Größere Unternehmen und Organisationen, die mit besonders sensiblen Daten arbeiten, müssen zudem nicht nur ihre Prozesse anpassen, sondern auch personell nachrüsten: Der eigens ausgebildete Datenschutzbeauftragte ist intern für die Überwachung der Vorgaben verantwortlich und muss dafür sorgen, dass sie eingehalten werden. Auch Mitarbeiterschulungen und die Zusammenarbeit mit den Aufsichtsbehörden übernimmt der Datenschutzbeauftragte.

Neu ist eine solche Funktion jedoch nicht: Auch das Bundesdatenschutzgesetz sah eine solche Stelle in bestimmten Fällen schon vor. Durch die sehr umfangreiche DSGVO bietet es sich ab sofort jedoch an, auch Datenschutzbeauftragte zu bestellen, wenn das Unternehmen grundsätzlich nicht dazu verpflichtet ist. So stellt das Management sicher, dass es klare Zuständigkeiten gibt.

Zudem sollten Unternehmen Datenschutzerklärungen aufsetzen, die Sicherheitsrichtlinien und Schutzmaßnahmen enthalten. So kann nicht nur die Überwachung der Vorgaben gewährleistet werden - die strengere Dokumentationspflicht schafft im Umkehrschluss mehr Transparenz für den Verbraucher. Verfehlungen sind leichter festzustellen und nachzuweisen, Verantwortlichkeiten besser zuzuordnen. Die Reaktionsgeschwindigkeit nimmt drastisch zu - ein großer Vorteil.
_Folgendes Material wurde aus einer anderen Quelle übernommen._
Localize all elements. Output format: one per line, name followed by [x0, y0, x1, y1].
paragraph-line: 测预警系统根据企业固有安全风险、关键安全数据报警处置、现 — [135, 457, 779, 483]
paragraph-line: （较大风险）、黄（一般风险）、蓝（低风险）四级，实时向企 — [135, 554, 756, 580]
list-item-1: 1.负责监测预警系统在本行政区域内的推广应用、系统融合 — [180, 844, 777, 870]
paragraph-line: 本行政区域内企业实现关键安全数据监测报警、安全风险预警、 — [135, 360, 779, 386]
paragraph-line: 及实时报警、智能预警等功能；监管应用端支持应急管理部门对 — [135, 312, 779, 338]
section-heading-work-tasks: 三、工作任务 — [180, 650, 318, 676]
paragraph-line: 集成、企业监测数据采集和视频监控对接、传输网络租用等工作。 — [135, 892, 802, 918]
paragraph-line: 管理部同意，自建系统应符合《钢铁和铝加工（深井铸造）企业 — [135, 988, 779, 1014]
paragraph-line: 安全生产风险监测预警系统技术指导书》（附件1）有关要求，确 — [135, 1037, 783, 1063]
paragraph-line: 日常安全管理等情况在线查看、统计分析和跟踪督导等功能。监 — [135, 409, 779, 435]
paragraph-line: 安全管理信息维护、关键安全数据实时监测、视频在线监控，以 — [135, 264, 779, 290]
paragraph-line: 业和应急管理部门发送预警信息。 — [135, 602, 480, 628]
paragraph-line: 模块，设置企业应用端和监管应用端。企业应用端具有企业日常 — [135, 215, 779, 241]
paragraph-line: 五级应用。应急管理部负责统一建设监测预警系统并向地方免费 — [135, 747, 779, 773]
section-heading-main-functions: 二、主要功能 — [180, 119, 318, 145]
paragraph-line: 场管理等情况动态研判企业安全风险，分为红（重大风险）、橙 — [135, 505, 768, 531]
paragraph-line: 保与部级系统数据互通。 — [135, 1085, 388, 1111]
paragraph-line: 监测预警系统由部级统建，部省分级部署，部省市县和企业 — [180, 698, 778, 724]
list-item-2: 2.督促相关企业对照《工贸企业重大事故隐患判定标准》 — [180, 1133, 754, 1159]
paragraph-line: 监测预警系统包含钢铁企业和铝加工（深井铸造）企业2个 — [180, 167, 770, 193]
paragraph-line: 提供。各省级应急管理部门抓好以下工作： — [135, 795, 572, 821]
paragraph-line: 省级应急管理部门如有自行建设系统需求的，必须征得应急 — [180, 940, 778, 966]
Hohe Strafen bei Verstößen

Neu durch die DSGVO: Im Falle eines Verstoßes werden Geldstrafen in Höhe von bis zu vier Prozent des Bruttoumsatzes fällig. Bei einem beispielhaften Unternehmensumsatz von 250 Millionen Euro würde das einem Bußgeld in Höhe von 10 Millionen Euro entsprechen. Im Extremfall kann die Höchststrafe bis zu 20 Millionen Euro betragen. Zum Vergleich: Das hierzulande bisher geltende Bundesdatenschutzgesetz sah eine maximale Geldstrafe in Höhe von 300.000 Euro vor.

Unternehmen müssen daher eng mit den Aufsichtsbehörden zusammenarbeiten, um diese kostspieligen Sanktionen zu vermeiden. Hier hilft eine transparente Dokumentation - im Ernstfall können Probleme so schnell identifiziert und behoben werden.

Die DSGVO als Chance begreifen

Eine Vielzahl von Unternehmen und Organisationen weltweit stellt die DSGVO vor große Herausforderungen - Datenschutz lässt sich auf einmal nicht mehr vernachlässigen.

Doch was nach reiner Risikominimierung aus Angst vor hohen Kosten klingt, ist für die betroffenen Unternehmen zugleich eine große Chance: Sie können ihre Flut an Daten organisieren und standardisieren, ihre Organisation verschlanken und mit weniger Schnittstellen, Servern, Datenzentren und -formaten fortführen. Darin birgt die Mammutaufgabe für sie die Chance darauf, Kosten zu senken und Kundendaten effektiver analysieren und auswerten zu können. Das ist nicht nur wirtschaftlicher, sondern auch kundenfreundlicher: Ordnung schafft Transparenz und führt zu mehr Einsichten in allen Geschäftsbereichen.